When my back hits the wall, it sanks in making my laughter stop halfway. My initial fear was to know if he would want this too. This is not just about me. It is about us. Our child. I should tell him. Then I would know if he wants a baby as much as I do.
Hurriedly I grab the strip and dump it in the bin before rushing outside, unable to hide my excitement. My husband and I have been married for three years. Our relationship didn't kick off right. We started on the wrong foot. Our marriage was arranged.
From my side, it wasn't arranged. It was what I wanted. I loved my husband right from the very first day I set my eyes on him. As I race up the stairs, my heart keeps pounding harder. When I get to last stairs, I grab onto the stairwell to take in a long breath before moving towards his home office door.
But a sound stops me from opening the door as my hand goes numb on the door handle.
"I love you, joy." My husband's voice booms loudly shocking the living hell out of me.

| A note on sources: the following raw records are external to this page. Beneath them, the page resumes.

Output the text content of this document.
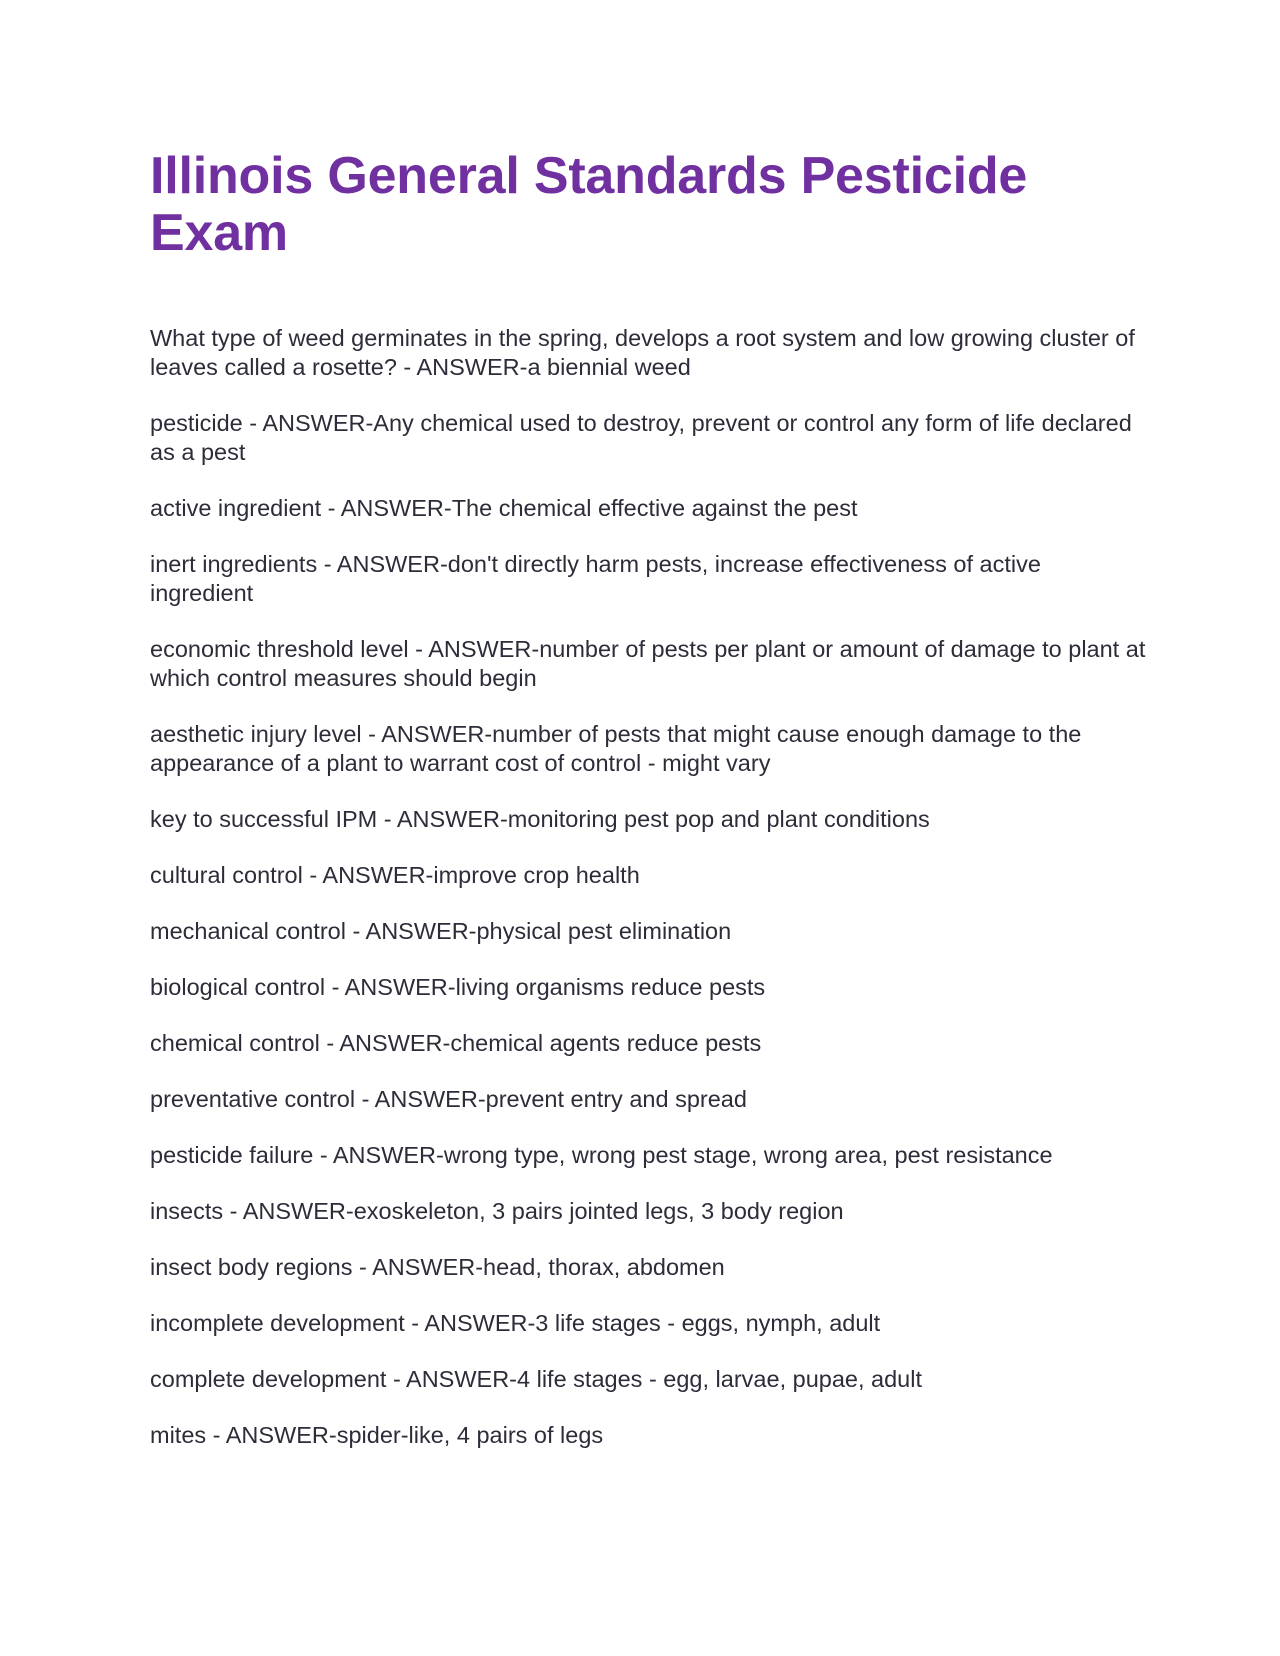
Illinois General Standards Pesticide
Exam

What type of weed germinates in the spring, develops a root system and low growing cluster of leaves called a rosette? - ANSWER-a biennial weed

pesticide - ANSWER-Any chemical used to destroy, prevent or control any form of life declared as a pest

active ingredient - ANSWER-The chemical effective against the pest

inert ingredients - ANSWER-don't directly harm pests, increase effectiveness of active ingredient

economic threshold level - ANSWER-number of pests per plant or amount of damage to plant at which control measures should begin

aesthetic injury level - ANSWER-number of pests that might cause enough damage to the appearance of a plant to warrant cost of control - might vary

key to successful IPM - ANSWER-monitoring pest pop and plant conditions

cultural control - ANSWER-improve crop health

mechanical control - ANSWER-physical pest elimination

biological control - ANSWER-living organisms reduce pests

chemical control - ANSWER-chemical agents reduce pests

preventative control - ANSWER-prevent entry and spread

pesticide failure - ANSWER-wrong type, wrong pest stage, wrong area, pest resistance

insects - ANSWER-exoskeleton, 3 pairs jointed legs, 3 body region

insect body regions - ANSWER-head, thorax, abdomen

incomplete development - ANSWER-3 life stages - eggs, nymph, adult

complete development - ANSWER-4 life stages - egg, larvae, pupae, adult

mites - ANSWER-spider-like, 4 pairs of legs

When his deep rich laughter follows. I know j am not imagining things and this is real. I imagine how his Adam's apple will go back and forth as he chuckled. I imagine how his eyes will beam with delight as he spills the love word without a hassle.
Joy.
Who the hell is that?
Intense anger mixed with jealousy sets in. Who the hell is Joy? Who is she to have had him laughing that way when it took me three good years to finally see his genuine laughter? Unconsciously, I open the door just in time to see him standing up from behind the huge mohagamy brown desk. Our eyes interlock for a second.
I don't know if he can see the anger in my eyes or whether he choose to ignore them because he looks away as though he wasn't being unfaithful a while ago. Just before I can ask him who he was on the phone with just now and why he was telling another woman he loves her, he beats me to it.
"I was just about to come see you." He states reminding me of the reason why I am also here.
Whenever he is in here, I don't disturb him. I rarely come here to see him because he hated interruptions and distractions. Yet he was on a call with a woman telling her he loved her when he was supposed to be working. Rages bubbles inside of me.
"Did you get the papers?" He demands almost immediately not staring at me. Instead he is picking up some files from the desk and dumping them inside his briefcase. He looks like he is going out.
If I haven't overheard his conversation with the so called Joy, I would have assumed he was heading to work. This is usual.
But no.
Deep down, I know work isn't coming. This is Joy calling.
"What papers?" My curiosity gets the better of me. I am supposed to ignore him and go straight to the point about the pregnancy. Perhaps that will make him change his mind about being unfaithful.
"The divorce papers." He blurts out indifferently. My jaws drop as I take a step backwards. I didn't see that coming. Divorce? What happened to the changed between us these past few weeks? Is this because of this Joy? How can he do this?
"Di-divorce?" I find myself stuttering as I clench my stomach as though it will vanish into thin air. He nods and darts his eyes towards me.
"My girlfriend, Lee So young is back." He announced without any atom of shame. "Remember the agreement we had? Now that Joy is back, we should get a divorce so I can marry her."
Lee Soyoung? Yeah it is her. How could I have forgotten? I take another step backwards, tears welling up in my eyes and lumps upon lumps getting stuck in my throat.
I shake my head desperately wanting to say something. To fight for us. Keep my marriage intact. To tell him we are expecting a baby. But I know nothing can change his mind. The tall strong handsome man before me is staring at me with hope and strong determination.
His mind can not be changed. Lee Soyoung is the his obsession. If my arranged marriage to him didn't stop him from loving her all these years, then there is nothing that can stop him from marrying her at this point.